Sigma APO 50-500 mm F4.5-6.3 DG OS HSM zoom
As the proud owner of a Canon 300 mm lens, I’m generally happy with being able to rattle off record shots of birds I see. Often, however, they are mere dots in the middle of a large vista of landscape, and a longer – yet affordable – lens would be an advantage.
Sigma has produced a 10x zoom lens specifically aimed at the sport and wildlife market, and with new optical stabilising technology, the affordable APO 50-500 mm f4.5-6.3 DG OS HSM zoom lens could be just the upgrade needed to open the field to those of us without heirlooms or hedge funds.

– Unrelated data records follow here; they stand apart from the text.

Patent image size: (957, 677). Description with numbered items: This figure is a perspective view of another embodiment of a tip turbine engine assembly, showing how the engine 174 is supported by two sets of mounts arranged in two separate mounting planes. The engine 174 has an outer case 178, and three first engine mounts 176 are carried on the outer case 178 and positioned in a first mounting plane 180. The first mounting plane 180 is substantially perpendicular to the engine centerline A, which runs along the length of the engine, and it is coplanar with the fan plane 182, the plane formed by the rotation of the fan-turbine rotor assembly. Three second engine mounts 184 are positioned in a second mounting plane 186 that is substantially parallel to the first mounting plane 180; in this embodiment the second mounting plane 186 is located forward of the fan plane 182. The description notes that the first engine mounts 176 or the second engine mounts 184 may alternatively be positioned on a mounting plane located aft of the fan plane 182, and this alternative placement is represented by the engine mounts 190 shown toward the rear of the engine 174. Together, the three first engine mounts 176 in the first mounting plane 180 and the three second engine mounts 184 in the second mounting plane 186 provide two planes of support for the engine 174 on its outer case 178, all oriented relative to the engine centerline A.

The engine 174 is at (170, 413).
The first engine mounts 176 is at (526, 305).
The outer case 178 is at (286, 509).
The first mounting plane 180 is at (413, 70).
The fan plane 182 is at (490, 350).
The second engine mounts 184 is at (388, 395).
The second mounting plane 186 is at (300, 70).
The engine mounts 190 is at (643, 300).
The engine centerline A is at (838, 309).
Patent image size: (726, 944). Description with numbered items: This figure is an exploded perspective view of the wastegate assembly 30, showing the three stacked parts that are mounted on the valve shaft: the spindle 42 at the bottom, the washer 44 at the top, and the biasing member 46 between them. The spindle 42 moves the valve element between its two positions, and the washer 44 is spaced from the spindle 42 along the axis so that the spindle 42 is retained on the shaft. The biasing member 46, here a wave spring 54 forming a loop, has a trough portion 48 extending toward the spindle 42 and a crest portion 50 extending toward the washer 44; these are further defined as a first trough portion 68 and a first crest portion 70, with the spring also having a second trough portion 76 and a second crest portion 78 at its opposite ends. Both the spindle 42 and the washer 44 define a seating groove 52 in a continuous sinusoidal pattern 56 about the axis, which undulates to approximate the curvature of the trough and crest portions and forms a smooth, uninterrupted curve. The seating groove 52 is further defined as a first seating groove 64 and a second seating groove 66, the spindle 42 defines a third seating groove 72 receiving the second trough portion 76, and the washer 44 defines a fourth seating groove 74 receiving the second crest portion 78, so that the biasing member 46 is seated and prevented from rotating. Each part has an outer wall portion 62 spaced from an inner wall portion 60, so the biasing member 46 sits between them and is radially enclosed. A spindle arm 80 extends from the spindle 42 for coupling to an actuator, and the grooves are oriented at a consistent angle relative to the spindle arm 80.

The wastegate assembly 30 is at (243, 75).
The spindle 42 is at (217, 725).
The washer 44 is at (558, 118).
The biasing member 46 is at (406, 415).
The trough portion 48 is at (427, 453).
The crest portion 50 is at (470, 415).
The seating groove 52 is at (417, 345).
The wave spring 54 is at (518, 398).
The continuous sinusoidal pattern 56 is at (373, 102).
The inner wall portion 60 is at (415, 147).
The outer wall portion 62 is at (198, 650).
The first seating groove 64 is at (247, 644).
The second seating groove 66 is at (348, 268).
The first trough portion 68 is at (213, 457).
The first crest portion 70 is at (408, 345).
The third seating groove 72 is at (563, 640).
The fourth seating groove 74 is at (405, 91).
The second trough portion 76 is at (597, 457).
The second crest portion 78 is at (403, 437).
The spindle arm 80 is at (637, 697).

It has two modes, one to stabilise images that might suffer from general shake from wind or weight of optics. The second is specifically designed to deal with vertical shake on objects moving horizontal to the lens, such as flying birds, in AI Servo mode. This function is generally unnecessary when using a tripod, of course, and one cannot expect miracles from it when attempting to latch onto fast-moving hirundines and swifts, for instance. It also uses quite a lot of battery power, so should be used judiciously on a long trip, and is unsuitable for some Sony and Pentax models.
Auto focus (AF) was satisfyingly quick to lock on a target, though focus ‘hunting’ resulted in a lot of wavering when trying to lock onto a distant or moving bird. Manual focus was also smooth. Sigma’s built-in Hyper Sonic Motor for “quick and quiet auto focusing” meant that the mechanism seemed almost silent.
To zoom, a broad and ridged rubber grip enables the lens to be quickly extended. For field use, I found the zoom lock to be particularly useful, especially for holding the lens in its short position to avoid contact with brambles, but ready for rapid use when a bird suddenly appeared. Without the lock, the lens crept to its fully extended position swiftly while the camera was hanging down from the strap, but the lock could be quickly released when the camera was needed. When extended, the lens showed the minimum focusing distances and maximum magnification ratios for each focal length clearly along the barrel.
The Special Low Dispersion glass produces very true colours with little aberration, and the lens’s ‘Super Multi-layer’ coating means that the image stays sharp enough even at full extension. At 95 mm in diameter, the lens’ light gathering capability was excellent.
Optional filters and 1.4x and 2x EX DG APO teleconverters are available (giving a 70-700 mm f6.3-8 or a 100-1,000 mm f9-12.6 MF zoom according to size). However, the relatively unusual size of 95 mm makes them incompatible with many other lenses; they are also quite expensive. Its close-up capability was very good, with just a touch of distortion, and there was a small amount of vignetting when approaching full extension.
For practical use, I found that the only drawback was the weight. In truth, however, the camera and lens were no more cumbersome than many other such combinations.
Having the option of 50-500 mm in one lens will always appeal to the active field birder, as it enables quick record shots in many different circumstances, without having to change lenses. There are precious few of these options available, and this is one of the best and most reasonably priced alternatives.